Consider this usual stream format:
START LEN PAYLOAD CRC
By choosing START magic number properly, odds that it is repeated in payload are made smaller (can be multibyte):
acdcabba 05 (01 02 03 04 05) 13 37
Now it's still possible that acdcabba repeats in data:
acdcabba 05 (01 ac dc ab ba) 21 18
When you start parsing at correct start id, CRC check succeeds -> you are now in sync with the stream.
But let's say you are out of sync and accidentally sync to the wrong acdcabba. Now 0x21 in above example is interpreted as length. You have to read many bytes and lose many packets before you get to what you think is CRC, get mismatch and only then detect the error.

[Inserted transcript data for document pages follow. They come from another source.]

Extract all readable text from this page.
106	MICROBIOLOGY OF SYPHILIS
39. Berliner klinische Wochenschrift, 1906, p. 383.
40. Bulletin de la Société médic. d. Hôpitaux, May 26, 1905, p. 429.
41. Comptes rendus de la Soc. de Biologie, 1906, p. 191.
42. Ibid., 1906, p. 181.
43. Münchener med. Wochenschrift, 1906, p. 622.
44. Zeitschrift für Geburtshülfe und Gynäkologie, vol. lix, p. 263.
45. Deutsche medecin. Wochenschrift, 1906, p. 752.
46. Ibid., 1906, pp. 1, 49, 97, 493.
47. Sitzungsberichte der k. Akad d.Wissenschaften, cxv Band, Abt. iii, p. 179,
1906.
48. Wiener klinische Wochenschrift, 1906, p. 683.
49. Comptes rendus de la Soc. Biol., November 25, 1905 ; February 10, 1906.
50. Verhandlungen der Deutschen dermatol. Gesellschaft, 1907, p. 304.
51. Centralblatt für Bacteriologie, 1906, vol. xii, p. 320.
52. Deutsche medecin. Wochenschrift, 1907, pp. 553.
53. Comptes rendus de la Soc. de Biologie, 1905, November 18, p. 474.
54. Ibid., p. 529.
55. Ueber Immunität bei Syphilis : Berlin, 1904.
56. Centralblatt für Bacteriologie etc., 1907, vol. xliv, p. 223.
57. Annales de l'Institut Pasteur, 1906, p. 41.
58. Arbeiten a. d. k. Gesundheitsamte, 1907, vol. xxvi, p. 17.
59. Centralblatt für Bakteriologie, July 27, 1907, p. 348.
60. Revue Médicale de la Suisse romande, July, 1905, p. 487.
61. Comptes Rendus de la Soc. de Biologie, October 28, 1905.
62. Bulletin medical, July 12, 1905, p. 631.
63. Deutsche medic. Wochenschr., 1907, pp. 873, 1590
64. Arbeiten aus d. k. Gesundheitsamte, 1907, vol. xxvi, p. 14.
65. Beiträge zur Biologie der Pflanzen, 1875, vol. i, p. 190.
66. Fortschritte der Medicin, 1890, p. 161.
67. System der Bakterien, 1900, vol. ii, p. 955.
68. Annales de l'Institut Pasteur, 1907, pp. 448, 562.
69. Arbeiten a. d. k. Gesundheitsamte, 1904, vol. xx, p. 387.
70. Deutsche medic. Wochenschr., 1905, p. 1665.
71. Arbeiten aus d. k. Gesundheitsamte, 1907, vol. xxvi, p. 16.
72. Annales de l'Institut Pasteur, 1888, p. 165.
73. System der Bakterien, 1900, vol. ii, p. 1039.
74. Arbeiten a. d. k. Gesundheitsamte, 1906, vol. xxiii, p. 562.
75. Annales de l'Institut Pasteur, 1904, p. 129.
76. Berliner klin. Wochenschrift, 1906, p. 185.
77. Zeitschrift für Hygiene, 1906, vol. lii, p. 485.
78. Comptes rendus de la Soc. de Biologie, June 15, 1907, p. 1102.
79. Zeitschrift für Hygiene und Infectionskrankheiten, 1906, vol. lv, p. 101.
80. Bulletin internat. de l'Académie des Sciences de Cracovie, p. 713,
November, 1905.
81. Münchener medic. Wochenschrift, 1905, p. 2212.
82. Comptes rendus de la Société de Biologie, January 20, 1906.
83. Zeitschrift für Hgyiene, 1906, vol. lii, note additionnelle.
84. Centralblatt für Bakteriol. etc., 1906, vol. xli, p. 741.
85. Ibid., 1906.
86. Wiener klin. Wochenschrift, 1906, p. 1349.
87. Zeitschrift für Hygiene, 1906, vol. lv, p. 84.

Worse, if the unlucky packets containing acdcabba are recurring, chances are you always try to resynchronize on the wrong start id, and never get a sync.
Solution to this is to buffer bytes and if CRC mismatch happens, scan old bytes in the buffer to find another acdcabba. One of them must be the right identifier. You can guarantee to get back in sync this way, but scanning the whole buffer many times is more work and also requires much more processing than byte-by-byte parsing while bytes are received.
Or, you can just accept not to cover this problem. With a long (say 32-bit), randomly chosen magic number and low error rates, the failure condition of never getting sync is extremely rare.
One way of mitigating the problem of having to waste a lot of packets due to misidentification or corruption of length field, is to use separate CRC for header only. For example, a 8-byte header block: START32 LEN16 MSGID8 CRC8, followed by payload and then CRC16 over the payload. Now, chances of this 64-bit sequence (including valid CRC) occurring in payload is extremely small, and that repeating in every data frame even more slim.
This post is assuming you want to use all possible byte values in payload. If you are willing to remove 1:1 mapping from raw payload to packet payload, you can choose unique values for start/end identifiers as peter-h suggests, but then you need to escape these values in data, and data length becomes different to original raw payload.
ASCII is good when you want human interoperability, but on the other hand, ASCII-based systems have been notoriously troublesome, despite good intentions.